Homilía para el Domingo 17 de Julio de 2016, 16 Tiempo Ordinario, C.
“Señor, ¿quién puede hospedarse
en tu tienda”. Ese es el estribillo del salmo responsorial que repetimos en
este domingo (Sal 14, 2-5). Es una pregunta que refleja una nostalgia profunda.
La de la persona que se ve perdida y desorientada por los caminos del mundo. La
del creyente que, en medio de tanto ruido, anhela la paz del santuario.
Pero ese deseo que da sentido a
nuestro canto, no parece responder al mensaje de la primera lectura que se
proclama en la eucaristía de hoy (Gén 18, 1-10a). No es Abrahán el que llega
como peregrino al santuario de Dios. Es el Señor el que llega hasta la tienda
de aquel pastor nómada.
Abrahán ve premiada su
hospitalidad, al recibir y agasajar a unos peregrinos que no conocía y a los
que tardó en reconocer como mensajeros de Dios.
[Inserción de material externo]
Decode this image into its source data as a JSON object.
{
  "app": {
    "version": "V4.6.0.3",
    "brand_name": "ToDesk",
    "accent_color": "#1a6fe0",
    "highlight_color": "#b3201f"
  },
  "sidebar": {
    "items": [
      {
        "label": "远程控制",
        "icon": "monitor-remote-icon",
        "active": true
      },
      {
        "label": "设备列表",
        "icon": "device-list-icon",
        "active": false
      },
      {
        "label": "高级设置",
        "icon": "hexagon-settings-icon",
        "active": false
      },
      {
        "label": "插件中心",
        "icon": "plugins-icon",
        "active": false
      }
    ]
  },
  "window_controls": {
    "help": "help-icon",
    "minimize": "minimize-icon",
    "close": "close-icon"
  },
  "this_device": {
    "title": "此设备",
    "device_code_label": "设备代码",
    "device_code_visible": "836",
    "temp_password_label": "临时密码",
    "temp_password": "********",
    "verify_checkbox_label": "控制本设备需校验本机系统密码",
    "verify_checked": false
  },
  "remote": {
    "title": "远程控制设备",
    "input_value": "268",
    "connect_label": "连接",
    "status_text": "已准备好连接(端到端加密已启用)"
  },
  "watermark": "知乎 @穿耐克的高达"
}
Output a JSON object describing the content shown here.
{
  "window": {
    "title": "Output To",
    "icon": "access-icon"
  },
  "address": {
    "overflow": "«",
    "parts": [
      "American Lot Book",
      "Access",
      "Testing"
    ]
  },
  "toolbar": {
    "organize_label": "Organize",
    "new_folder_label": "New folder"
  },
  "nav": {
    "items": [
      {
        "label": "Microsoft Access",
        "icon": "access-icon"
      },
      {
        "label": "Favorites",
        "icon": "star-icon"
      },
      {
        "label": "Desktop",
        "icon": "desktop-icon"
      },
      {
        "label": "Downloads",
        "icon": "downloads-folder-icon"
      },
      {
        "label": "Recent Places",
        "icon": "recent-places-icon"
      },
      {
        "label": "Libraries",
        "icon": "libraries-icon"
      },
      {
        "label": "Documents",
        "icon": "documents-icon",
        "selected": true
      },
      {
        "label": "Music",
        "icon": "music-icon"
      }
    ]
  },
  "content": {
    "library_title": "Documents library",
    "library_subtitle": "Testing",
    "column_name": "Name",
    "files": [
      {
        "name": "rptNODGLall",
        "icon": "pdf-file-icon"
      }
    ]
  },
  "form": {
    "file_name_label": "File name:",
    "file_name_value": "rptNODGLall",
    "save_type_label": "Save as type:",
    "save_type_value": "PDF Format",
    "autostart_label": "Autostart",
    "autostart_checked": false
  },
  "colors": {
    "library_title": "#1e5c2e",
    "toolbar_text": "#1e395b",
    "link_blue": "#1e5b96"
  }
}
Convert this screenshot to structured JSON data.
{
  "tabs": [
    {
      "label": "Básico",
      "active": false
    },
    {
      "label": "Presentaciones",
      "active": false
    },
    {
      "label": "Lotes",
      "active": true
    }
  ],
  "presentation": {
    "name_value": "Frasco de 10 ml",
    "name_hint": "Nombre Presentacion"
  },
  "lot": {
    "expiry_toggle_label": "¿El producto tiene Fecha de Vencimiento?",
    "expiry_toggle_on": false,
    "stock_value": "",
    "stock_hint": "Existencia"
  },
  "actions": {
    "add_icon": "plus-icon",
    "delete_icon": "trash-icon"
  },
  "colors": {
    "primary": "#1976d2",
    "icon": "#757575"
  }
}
Como ha escrito el teólogo
judío Elías Wiesel, esa disposición para acoger al huésped es lo que convierte
a Abrahán en el padre de las tres grandes religioses monoteistas.
LA TIENDA Y LA CASA
Este hermoso relato anticipa la
lectura del Evangelio (Lc 10, 39-42). Evidentemente, la hospitalidad es el tema
que se ofrece a nuestra meditación. Es esta una virtud difícil. En otros
tiempos las gentes acogían a los peregrinos. Hoy desconfiamos de todos. De los
peregrinos, de los inmigrantes, de los refugiados. Preferimos vivir en la
indiferencia hacia los demás.
Es interesante ver que el texto
evangélico atribuye a Marta la iniciativa de la acogida: “Entró Jesús en una
aldea, y una mujer llamada Marta lo recibió en su casa”. Marta se nos presenta,
por tanto, como una réplica de la actitud de Abrahán. La tienda del nómada es
ahora una casa. Si Abrahán no conocía a sus huéspedes, Marta parece conocer al
suyo.
No olvidemos la importancia que
tiene en los evangelios el verbo “recibir”. Se habla de recibir a los niños, a
un justo, a un profeta y a los discípulos. Y aún más. Jesús llega a decir: “El
que reciba al que yo envíe, a mi me recibe; y el que a mí me recibe, recibe al
que me envió” (Jn 13,20).
LA PIEDRA EN EL LAGO
Así pues, la hospitalidad no es
una decisión que afecte sólo a quien la practica. Ninguna de nuestras acciones
u omisiones termina en nosotros mismos. Somos como la piedra que produce un
oleaje en las aguas de un lago.
Al borde del desierto, Abrahán se apresuró
a recibir a los que llegaban hasta su tienda. Como sabemos, la hospitalidad de
Abrahán terminó por implicar también a su esposa Sara, que tras las lonas de la
tienda, escuchaba las promesas de los huéspedes. Una promesa de fecundidad y de
vida.
En una aldea, Marta “se multiplicaba” para
dar abasto con el servicio que deseaba prestar a Jesús. Pero la hospitalidad de
Marta beneficia a su familia. De hecho, encuentra su reflejo en la actitud de
su hermana María que, sentada a los pies del Señor, escucha su palabra. Una
palabra de vida y de salvación.
Señor Jesús, deseamos cumplir
esta obra de misericordia que nos invita a acoger al forastero. Ayúdanos a
superar nuestros prejuicios. Que tu Iglesia sea un hogar de acogida y de
hospitalidad para que nadie se sienta extraño en ella. Amén.